Sans le printemps et l’été qui font le saut par la fenêtre, cette épigramme serait digne de Callimaque.

Je n’oserais en dire autant de ce rondeau, que tant de gens de lettres ont si souvent répété :

Au bon vieux temps un train d’amour régnoit
Qui sans grand art et dons se démenoit,
Si qu’un bouquet donné d’amour profonde
C’était donner toute la terre ronde,
Car seulement au cœur on se prenoit ;
Et si par cas à jouir on venoit,
Savez-vous bien comme on s’entretenoit ?
Vingt ans, trente ans ; cela duroit un monde
Au bon vieux temps.

Or est perdu ce qu’amour ordonnoit[1],
Rien que pleurs feints, rien que changes on n’oit.
Qui voudra donc qu’à aimer je me fonde,
Il faut premier que l’amour on refonde,
Et qu’on la mène ainsi qu’on la menoit
Au bon vieux temps[2].

Je dirais d’abord que peut-être ces rondeaux, dont le mérite est de répéter à la fin de deux couplets les mots qui commencent ce petit poëme, sont une invention gothique et puérile, et que les Grecs et les Romains n’ont jamais avili la dignité de leurs langues harmonieuses par ces niaiseries difficiles.

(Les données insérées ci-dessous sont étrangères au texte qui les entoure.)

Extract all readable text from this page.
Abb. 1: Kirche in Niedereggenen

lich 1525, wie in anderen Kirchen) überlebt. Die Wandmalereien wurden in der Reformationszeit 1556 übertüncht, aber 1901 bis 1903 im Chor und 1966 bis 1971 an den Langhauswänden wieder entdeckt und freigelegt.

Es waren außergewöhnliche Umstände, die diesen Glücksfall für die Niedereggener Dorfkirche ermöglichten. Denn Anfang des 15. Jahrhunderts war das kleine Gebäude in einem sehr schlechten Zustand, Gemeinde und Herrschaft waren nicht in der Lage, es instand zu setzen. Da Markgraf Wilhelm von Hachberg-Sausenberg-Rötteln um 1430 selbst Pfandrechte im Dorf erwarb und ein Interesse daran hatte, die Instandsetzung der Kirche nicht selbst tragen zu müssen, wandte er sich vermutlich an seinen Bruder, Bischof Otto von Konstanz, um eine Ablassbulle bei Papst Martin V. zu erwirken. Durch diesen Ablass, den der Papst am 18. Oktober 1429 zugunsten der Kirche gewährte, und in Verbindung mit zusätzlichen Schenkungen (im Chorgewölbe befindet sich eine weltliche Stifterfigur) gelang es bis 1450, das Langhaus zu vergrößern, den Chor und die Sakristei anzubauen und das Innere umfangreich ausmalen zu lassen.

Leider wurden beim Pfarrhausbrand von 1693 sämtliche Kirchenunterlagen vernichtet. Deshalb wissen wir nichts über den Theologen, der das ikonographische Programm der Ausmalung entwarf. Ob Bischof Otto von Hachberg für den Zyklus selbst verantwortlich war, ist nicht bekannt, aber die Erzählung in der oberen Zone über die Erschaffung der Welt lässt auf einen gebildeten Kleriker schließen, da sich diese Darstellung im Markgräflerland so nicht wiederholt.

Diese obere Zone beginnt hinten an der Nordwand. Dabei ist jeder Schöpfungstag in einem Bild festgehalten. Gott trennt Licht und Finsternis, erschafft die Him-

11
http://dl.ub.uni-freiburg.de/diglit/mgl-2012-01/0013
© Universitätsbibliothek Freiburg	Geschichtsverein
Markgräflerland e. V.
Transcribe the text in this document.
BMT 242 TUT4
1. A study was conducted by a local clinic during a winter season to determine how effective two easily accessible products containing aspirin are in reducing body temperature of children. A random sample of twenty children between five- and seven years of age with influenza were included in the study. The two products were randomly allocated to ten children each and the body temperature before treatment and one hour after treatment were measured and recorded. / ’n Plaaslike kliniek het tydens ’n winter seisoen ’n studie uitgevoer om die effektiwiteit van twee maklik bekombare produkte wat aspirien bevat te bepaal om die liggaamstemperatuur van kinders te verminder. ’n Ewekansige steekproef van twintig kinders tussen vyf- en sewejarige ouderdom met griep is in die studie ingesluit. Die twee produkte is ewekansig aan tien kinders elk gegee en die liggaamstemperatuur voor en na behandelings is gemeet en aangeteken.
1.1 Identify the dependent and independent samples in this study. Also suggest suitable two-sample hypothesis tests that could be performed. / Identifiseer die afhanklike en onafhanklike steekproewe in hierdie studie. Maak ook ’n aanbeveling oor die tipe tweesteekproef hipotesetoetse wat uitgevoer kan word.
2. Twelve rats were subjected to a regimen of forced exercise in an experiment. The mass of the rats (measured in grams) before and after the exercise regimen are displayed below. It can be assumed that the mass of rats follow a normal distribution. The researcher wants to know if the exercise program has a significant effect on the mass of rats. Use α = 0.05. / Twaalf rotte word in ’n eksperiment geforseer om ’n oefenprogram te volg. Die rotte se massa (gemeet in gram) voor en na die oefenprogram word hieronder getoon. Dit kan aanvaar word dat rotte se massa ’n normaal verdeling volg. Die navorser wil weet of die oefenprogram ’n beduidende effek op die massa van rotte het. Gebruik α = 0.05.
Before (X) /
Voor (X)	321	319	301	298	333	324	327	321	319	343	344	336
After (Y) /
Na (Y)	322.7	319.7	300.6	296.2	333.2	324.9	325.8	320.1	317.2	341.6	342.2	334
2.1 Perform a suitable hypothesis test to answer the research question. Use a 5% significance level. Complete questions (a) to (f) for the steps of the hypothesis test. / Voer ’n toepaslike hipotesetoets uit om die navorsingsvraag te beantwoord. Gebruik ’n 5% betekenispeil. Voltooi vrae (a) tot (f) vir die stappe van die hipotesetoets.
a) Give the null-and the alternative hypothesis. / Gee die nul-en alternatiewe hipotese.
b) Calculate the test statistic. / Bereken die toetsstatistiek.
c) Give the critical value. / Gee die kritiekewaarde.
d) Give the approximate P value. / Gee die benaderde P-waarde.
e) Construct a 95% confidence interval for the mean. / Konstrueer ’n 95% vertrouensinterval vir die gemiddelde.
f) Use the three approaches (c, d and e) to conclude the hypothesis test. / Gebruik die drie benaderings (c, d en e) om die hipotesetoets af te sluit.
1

Ensuite je demanderais ce que c’est qu’un train d’amour qui règne, un train qui se démène sans dons. Je pourrais demander si venir à jouir par cas sont des expressions délicates et agréables ; si s’entretenir et se fonder à aimer ne tiennent pas un peu de la barbarie du temps, que Marot adoucit dans quelques-unes de ses petites poésies.

Je penserais que refondre l’amour est une image bien peu convenable ; que si on le refond on ne le mène pas ; et je dirais enfin que les femmes pouvaient répliquer à Marot : Que ne le refonds-tu toi-même ? quel gré te saura-t-on d’un amour tendre et constant, quand il n’y aura point d’autre amour ?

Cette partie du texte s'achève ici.